NVIDIA is speeding up drug discovery—and it’s not in a lab.
A new AI-powered breakthrough could flip the pharma game. SandboxAQ, a startup backed by NVIDIA and spun out of Google, just dropped a massive dataset designed to supercharge how we find new drugs. It’s called SAIR—the Structurally Augmented IC50 Repository—and it packs over 5.2 million synthetic protein-drug structures, each linked to real potency data.

This might sound like science fiction, but it’s not. It’s science done smarter.
Why This Matters
Before any drug hits the market, it needs to prove one thing: Does it actually stick to the target protein? That “binding” step is make-or-break. If it doesn’t bind well, it doesn’t work.
But figuring that out has always been slow and expensive. Labs spend months testing molecules, one by one, hoping to find the right match.
With SAIR, researchers can now let AI do the heavy lifting—virtually.
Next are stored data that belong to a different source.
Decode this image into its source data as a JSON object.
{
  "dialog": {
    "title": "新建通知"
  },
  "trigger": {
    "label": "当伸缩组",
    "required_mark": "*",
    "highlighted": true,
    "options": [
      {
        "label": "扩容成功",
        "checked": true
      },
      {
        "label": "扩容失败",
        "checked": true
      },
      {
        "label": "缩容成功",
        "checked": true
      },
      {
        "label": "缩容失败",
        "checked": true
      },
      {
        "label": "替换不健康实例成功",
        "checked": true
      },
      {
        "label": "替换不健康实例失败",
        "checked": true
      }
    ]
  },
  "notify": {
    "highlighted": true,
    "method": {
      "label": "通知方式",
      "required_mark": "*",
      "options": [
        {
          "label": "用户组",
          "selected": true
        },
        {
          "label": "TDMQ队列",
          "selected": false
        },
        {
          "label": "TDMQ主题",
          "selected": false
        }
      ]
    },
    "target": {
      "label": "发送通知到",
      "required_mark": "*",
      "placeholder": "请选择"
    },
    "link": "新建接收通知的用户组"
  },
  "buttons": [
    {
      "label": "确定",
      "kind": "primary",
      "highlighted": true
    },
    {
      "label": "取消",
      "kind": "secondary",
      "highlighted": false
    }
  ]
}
NVIDIA-Powered Predictions
To build SAIR, SandboxAQ used NVIDIA GPUs to simulate thousands of 3D molecular structures. These are not just wild guesses. They’re grounded in real-world data from public sources like ChEMBL and BindingDB.
For each protein-drug pair, they generated five different binding poses, then picked only the most accurate ones based on their predicted potency. The result? A high-quality, synthetic dataset that’s ready to train next-gen AI models.
Also Read Base44, Six-Month-Old Vibe Code AI Startup, Acquired by Wix for $80 Million
Real Data, Synthetic Speed
“This is a long-standing problem in biology,” said Nadia Harhen, head of AI simulation at SandboxAQ. “Now we’re solving it with data that’s synthetic—but anchored in experimental truth.”
This changes everything. Most AI models struggle with new molecules or unknown proteins. That’s because they haven’t seen enough training data.
SAIR fixes that by offering an open, massive new training set—freely available to researchers. No more waiting for lab results. No more paywalls.
A Public Dataset with Private Muscle
Here’s the twist: while the SAIR dataset is free, SandboxAQ’s AI models trained on this data will be paid tools. These models aim to predict protein binding—and do it faster than traditional lab methods.
They could eventually replace some early-stage drug experiments, cutting costs and saving months of work.
And yes, NVIDIA’s chips are powering it all.
What’s Next?
AI is no longer a sidekick in biotech. It’s becoming the main driver. Datasets like SAIR mean startups and research labs can now train smarter, build faster, and test virtually.
This isn’t just data—it’s a shortcut to the future of medicine.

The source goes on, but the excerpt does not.